Pożar auta i dramatyczne sceny w kamienicy

To był bardzo pracowity poniedziałek dla strażaków z powiatu złotoryjskiego, którzy dwukrotnie musieli interweniować w związku z pożarami, do jakich dochodziło w przeciągu kilku godzin. Na szczęście w żadnym przypadku nikomu nic się nie stało, choć do tragedii zabrakło naprawdę niewiele.
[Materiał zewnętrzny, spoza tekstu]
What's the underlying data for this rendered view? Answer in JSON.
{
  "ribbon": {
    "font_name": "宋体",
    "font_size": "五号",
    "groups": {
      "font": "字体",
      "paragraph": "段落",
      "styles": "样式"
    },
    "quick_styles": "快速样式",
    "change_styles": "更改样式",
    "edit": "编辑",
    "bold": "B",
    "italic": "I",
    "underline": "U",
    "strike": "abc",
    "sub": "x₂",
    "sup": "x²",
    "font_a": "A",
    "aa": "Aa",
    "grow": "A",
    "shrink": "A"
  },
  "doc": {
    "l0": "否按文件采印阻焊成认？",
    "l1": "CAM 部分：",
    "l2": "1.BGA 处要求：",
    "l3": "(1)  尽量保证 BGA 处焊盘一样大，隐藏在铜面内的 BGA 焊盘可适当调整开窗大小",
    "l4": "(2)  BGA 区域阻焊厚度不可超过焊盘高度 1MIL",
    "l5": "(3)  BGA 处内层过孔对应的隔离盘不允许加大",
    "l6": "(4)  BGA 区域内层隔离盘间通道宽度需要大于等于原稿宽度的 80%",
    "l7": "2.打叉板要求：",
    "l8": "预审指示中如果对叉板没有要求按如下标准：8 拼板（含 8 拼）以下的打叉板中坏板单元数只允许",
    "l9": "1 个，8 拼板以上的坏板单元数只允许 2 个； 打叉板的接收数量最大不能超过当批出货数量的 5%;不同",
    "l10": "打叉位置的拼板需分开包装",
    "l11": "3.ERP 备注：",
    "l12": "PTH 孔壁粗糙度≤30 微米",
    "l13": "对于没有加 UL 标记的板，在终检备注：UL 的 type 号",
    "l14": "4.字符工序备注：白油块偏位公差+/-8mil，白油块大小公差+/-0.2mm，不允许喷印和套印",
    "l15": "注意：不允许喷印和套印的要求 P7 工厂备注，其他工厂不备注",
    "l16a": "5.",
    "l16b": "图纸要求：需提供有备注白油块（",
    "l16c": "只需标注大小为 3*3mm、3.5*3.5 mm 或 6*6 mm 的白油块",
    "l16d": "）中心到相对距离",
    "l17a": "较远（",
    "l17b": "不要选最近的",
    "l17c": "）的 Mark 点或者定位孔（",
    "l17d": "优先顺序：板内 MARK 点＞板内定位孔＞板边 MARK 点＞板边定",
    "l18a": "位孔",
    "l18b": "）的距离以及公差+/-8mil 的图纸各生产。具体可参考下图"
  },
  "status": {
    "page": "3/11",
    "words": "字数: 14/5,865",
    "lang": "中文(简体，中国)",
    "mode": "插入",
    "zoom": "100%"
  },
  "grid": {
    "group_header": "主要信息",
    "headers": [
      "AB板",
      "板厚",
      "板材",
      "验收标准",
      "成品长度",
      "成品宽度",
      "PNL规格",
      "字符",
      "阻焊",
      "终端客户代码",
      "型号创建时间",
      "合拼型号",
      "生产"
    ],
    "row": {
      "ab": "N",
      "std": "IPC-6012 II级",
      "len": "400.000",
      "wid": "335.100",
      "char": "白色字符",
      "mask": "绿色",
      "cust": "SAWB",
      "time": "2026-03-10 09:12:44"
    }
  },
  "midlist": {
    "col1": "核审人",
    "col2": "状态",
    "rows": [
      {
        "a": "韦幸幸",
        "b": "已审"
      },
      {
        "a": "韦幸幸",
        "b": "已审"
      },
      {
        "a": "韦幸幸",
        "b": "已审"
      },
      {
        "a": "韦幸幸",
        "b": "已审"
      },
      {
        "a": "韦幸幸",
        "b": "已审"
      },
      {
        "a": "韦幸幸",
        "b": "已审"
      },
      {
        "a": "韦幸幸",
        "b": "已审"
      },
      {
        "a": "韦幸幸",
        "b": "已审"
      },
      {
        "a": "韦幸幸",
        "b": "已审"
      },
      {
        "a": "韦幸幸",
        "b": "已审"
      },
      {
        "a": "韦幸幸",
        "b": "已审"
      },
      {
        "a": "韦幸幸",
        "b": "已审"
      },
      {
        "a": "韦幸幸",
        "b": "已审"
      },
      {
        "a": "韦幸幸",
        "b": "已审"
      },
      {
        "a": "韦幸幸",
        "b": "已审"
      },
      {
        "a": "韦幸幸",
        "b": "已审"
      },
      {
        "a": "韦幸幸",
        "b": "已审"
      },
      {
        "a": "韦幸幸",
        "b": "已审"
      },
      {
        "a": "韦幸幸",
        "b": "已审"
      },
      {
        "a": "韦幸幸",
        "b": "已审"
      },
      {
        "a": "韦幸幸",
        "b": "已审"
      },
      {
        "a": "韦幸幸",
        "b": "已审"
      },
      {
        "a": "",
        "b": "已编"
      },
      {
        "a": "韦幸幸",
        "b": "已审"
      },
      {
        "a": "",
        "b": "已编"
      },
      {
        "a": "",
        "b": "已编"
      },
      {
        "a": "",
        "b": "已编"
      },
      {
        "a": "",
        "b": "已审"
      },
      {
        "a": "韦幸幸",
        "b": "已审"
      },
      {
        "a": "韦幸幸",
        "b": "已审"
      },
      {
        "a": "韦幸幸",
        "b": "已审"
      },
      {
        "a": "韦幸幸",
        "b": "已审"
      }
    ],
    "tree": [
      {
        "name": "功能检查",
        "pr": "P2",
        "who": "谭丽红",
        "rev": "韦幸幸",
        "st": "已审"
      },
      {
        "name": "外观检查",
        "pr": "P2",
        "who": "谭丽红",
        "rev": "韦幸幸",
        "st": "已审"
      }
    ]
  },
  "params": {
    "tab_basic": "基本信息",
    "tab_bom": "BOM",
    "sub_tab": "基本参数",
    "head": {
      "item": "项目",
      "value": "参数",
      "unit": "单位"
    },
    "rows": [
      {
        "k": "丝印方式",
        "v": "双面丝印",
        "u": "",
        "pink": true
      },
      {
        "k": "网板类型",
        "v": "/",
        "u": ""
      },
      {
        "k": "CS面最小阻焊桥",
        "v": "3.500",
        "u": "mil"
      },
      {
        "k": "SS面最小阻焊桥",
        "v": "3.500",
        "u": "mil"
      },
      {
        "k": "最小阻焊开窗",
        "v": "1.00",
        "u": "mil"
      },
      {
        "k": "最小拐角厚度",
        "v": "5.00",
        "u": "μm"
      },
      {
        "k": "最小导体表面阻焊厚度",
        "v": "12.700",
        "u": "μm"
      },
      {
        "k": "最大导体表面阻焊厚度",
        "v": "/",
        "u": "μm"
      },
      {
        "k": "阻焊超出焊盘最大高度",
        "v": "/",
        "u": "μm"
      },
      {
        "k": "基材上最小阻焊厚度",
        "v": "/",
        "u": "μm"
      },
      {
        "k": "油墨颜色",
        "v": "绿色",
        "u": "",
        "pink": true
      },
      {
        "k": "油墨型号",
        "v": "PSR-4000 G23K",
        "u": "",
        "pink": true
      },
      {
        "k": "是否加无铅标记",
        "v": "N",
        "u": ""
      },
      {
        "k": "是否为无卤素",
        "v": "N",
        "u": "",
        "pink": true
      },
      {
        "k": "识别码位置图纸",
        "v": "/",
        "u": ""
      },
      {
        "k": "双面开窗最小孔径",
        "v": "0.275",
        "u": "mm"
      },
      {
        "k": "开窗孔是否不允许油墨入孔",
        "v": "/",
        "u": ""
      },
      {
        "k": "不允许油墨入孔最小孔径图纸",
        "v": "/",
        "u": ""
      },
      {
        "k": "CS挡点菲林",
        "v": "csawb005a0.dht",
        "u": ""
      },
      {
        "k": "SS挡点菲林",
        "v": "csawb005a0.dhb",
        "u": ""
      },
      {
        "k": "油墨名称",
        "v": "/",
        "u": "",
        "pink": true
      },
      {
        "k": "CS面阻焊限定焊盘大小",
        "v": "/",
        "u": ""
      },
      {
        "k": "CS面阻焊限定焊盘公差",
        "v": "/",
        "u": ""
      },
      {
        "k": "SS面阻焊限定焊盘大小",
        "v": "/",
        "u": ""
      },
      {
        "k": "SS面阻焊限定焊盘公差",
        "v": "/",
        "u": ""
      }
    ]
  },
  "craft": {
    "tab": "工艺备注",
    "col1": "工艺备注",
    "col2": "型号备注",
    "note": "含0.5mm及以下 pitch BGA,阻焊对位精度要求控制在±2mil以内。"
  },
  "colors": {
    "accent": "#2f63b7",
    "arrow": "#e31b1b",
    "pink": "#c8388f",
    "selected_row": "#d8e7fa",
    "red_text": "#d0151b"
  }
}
Tuż po godz. 10 dyżurny stanowiska kierowania złotoryjskiej PSP otrzymał telefoniczne zgłoszenie o pożarze, który wybuchł na parterze kamienicy przy ul. Mickiewicza. Na miejsce natychmiast wysłano cztery zastępy straży pożarnej z miejscowej Jednostki Ratowniczo-Gaśniczej, a także ochotników z Zagrodna i Prusic.

W zagrożonym mieszkaniu znajdowała się obłożnie chora kobieta. Z pomocą przybyli dwaj pracownicy Rejonowego Przedsiębiorstwa komunalnego, którzy, nie zważając na gęsty dym, wynieśli starszą panią na zewnątrz, po czy rozprawili się z ogniem, zanim jeszcze przybyła straż. – To była postawa godna bohaterów. Niestety często spotykamy się ze znieczulicą wśród społeczeństwie. Tu panowie wykazali się odwagą i narażeniem własnego życia. Było tam duże zadymienie – relacjonuje mł. kpt. Marcin Grubczyński, zastępca Komendanta Powiatowego PSP w Złotoryi.

Chora kobieta i jej ratownicy wymagali pomocy medycznej. Na szczęście obeszło się tylko na inhalacji tlenem.

Kolejny wyjazd strażaków miał miejsce o godz. 17:50. W Jadwisinie, przy zjeździe z autostrady A4 doszło do pożaru samochodu osobowego.

Po przyjeździe okazało się, że przyczyną było zwarcie instalacji elektrycznej w aucie. Pożar został ugaszony przez właściciela pojazdu za pomocą gaśnicy proszkowej.